With each ICEX, the team streamlines the process so there is less impact on the ice, which continues to present challenges — the 2018 ICEX, for example, required a very quick demobilization.

“Our purpose is to support mission readiness while adhering to U.S. law,” Robinson said. “The Arctic is a pristine and sensitive environment. We have to make sure the Navy is being good stewards for that environment.”

Visualizing the Arctic environment

To facilitate the use of UUVs in the Arctic, Division Newport computer scientists are supporting the ONR project Arctic Mobile Observing System (AMOS), which involves a collection of buoys designed for use in the Arctic as well as UUVs that are meant to operate under ice-covered regions. The role of Topside Command, Control and Communications (C3) software so far has been to act as command and control of the UUVs, to provide health and status monitoring tools for each of the unmanned assets, and to provide operators a way to visualize and analyze relevant environmental information in that operational domain. That environmental data includes, but is not limited to, ocean currents, water temperature, salinity, and ice cover. While Topside C3 had the capability to visualize environmental models before joining the AMOS program, updates were made to support data sets containing ice information.
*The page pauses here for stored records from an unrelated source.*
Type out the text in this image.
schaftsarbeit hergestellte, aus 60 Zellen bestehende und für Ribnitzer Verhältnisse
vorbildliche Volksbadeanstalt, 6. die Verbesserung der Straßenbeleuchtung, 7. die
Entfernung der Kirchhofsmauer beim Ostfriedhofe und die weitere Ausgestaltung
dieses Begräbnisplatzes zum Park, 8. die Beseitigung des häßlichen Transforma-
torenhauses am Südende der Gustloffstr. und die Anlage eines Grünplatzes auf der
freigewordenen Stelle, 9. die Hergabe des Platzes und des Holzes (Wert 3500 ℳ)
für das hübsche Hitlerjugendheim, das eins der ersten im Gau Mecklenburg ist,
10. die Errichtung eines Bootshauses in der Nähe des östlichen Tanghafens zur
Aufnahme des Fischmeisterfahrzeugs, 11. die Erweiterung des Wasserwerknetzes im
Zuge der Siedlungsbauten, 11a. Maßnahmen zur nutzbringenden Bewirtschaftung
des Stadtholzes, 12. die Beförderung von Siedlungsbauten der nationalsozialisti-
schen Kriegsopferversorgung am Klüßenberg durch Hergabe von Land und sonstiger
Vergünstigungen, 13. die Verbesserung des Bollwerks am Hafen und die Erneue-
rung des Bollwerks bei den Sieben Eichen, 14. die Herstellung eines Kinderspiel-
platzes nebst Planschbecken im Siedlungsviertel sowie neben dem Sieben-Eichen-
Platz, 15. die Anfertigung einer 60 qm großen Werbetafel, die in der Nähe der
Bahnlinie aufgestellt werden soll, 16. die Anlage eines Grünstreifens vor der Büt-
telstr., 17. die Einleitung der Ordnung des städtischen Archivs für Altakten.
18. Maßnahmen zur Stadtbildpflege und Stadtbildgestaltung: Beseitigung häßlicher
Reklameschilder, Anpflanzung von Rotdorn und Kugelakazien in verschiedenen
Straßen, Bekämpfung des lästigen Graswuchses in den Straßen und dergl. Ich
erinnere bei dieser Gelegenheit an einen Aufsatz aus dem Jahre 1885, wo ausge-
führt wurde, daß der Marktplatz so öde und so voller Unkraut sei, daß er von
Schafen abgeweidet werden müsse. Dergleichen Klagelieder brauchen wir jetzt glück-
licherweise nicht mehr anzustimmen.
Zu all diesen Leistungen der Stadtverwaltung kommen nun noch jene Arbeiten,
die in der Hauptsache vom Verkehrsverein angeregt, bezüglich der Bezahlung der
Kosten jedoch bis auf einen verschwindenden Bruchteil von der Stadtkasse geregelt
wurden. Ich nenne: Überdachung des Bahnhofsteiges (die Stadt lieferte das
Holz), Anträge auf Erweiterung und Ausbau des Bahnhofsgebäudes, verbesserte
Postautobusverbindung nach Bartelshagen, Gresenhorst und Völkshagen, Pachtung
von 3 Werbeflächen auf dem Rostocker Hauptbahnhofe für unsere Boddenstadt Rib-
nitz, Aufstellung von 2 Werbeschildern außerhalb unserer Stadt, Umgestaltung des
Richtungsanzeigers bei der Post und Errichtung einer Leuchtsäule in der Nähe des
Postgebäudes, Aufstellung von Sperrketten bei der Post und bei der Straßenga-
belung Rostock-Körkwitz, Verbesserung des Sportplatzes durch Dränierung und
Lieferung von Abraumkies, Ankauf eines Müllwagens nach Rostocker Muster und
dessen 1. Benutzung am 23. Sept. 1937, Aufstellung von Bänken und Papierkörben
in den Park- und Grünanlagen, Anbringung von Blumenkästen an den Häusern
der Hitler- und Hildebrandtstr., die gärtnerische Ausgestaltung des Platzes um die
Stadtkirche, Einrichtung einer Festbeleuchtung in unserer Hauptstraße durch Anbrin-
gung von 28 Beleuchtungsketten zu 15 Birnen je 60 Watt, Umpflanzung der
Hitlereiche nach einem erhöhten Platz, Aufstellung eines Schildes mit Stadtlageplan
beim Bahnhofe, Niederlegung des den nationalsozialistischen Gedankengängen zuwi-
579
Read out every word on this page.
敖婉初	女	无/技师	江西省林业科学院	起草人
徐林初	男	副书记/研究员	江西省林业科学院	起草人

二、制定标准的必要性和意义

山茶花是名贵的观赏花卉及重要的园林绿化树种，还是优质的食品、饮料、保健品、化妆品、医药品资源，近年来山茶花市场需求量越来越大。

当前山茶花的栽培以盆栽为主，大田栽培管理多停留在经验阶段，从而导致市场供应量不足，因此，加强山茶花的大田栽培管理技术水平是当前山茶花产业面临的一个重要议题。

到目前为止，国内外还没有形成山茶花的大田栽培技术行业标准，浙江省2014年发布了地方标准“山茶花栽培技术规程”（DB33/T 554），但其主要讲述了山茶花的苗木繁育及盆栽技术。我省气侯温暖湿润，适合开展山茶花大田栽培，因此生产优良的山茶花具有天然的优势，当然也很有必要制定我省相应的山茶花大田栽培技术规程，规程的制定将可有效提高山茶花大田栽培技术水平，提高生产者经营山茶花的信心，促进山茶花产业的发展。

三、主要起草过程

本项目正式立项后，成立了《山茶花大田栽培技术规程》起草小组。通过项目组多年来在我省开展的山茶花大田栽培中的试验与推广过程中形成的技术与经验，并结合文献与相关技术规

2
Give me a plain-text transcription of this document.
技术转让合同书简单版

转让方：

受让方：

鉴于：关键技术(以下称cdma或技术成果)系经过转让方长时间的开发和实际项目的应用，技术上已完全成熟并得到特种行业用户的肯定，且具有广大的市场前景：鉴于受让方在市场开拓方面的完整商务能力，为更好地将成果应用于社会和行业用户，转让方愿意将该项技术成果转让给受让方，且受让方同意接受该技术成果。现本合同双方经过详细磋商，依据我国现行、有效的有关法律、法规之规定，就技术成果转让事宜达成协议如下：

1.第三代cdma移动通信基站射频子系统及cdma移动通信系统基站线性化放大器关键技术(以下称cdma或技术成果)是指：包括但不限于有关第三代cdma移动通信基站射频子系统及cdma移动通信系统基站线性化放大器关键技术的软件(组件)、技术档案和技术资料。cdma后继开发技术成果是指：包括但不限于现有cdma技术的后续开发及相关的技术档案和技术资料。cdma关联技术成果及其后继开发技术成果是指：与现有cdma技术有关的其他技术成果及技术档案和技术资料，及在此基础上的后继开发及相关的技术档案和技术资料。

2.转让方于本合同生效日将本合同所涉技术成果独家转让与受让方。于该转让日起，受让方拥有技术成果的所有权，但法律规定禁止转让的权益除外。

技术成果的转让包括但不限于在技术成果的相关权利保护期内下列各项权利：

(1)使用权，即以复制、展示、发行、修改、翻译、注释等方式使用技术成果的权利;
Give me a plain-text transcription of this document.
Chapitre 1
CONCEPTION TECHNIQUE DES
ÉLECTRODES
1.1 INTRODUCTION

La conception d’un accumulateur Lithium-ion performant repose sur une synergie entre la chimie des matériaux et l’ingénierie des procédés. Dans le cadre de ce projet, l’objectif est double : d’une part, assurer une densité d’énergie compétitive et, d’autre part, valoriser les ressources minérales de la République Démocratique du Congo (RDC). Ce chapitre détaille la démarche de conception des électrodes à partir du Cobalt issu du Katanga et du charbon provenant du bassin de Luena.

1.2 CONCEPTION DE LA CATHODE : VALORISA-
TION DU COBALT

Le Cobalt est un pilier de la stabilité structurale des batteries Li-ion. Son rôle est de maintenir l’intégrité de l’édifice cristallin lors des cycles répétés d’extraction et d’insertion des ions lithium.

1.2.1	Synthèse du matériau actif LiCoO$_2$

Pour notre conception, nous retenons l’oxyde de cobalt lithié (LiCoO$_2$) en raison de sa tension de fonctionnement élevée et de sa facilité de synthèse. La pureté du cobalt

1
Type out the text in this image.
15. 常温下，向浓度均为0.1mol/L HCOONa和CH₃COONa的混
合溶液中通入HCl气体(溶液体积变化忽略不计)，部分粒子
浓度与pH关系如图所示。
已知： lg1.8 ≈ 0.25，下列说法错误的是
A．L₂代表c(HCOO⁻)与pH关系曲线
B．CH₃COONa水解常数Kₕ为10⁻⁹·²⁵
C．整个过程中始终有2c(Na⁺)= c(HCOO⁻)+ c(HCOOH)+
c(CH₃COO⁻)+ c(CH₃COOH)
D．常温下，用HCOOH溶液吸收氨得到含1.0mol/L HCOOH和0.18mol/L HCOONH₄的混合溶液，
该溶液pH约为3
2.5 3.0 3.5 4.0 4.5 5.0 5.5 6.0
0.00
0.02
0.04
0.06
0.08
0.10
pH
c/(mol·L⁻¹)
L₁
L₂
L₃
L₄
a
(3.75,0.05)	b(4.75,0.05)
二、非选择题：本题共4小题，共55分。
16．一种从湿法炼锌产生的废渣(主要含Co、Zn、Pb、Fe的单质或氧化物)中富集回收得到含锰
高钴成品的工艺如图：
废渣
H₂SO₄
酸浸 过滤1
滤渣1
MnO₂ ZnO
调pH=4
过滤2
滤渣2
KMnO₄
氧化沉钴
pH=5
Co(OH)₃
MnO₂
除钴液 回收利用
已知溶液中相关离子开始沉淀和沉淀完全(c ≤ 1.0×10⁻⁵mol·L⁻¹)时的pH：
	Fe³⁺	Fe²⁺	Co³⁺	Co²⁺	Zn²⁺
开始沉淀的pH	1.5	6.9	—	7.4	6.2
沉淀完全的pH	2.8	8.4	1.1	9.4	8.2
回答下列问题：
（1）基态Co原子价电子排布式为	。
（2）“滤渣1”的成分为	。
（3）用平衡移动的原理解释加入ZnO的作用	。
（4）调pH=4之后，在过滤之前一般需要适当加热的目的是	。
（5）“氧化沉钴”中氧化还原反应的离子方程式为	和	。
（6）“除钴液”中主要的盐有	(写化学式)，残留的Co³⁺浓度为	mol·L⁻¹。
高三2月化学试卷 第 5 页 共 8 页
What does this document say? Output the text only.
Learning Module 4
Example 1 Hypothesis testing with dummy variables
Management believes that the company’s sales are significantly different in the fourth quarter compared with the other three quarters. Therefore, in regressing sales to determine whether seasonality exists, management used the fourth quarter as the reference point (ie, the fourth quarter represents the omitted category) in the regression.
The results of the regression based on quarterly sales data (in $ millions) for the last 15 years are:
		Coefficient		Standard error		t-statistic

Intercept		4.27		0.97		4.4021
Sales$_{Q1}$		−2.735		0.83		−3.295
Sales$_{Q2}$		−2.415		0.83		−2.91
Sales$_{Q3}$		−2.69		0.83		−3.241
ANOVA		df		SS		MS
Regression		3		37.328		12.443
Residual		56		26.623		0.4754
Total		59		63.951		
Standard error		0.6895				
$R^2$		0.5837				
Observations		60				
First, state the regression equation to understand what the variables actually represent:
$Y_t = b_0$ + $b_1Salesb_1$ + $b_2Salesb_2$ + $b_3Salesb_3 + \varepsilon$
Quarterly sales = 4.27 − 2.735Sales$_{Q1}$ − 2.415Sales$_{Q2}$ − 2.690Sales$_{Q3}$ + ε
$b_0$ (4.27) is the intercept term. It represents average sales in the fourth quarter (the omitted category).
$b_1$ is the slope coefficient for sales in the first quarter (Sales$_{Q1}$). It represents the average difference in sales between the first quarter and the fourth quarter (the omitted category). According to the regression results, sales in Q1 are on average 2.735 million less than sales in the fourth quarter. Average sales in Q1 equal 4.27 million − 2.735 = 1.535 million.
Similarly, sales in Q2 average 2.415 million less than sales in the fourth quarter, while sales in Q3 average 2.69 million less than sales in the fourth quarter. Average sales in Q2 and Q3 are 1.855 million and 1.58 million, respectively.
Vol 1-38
“One feature that we are driving towards is to help operators visualize the communications network established by AMOS,” Topside C3 lead Zach Sawyer, USW Platforms and Payload Integration Department, said. “The idea is that operators would be able to see an intuitive geographic display representing the transfer of queued commands across the network. If the operator wishes to send a command to a particular UUV, they would have the ability to select a buoy to use as a communications gateway and then be able to track the status of the transmission and routing of the command.”

Division Newport is one of several warfare centers researching the dynamic Arctic environment in an effort to provide the data and technologies necessary for successful naval operations.

“The Arctic is an important region, and we are seeing increasing activity by peer adversaries,” NUWC Chief Technology Officer Dr. Vittorio Ricci said. “As sea lines of communication open in this region, it becomes another approach to the homeland. Hence, the warfare centers are supporting the DOD’s Arctic strategy by conducting research to understand the changing environment, particularly as the climate changes and the ice melts. We are developing new technologies to gain and maintain awareness of activity in the region as well as supporting and enhancing operations including communications, command and control, and precision navigation and timing.”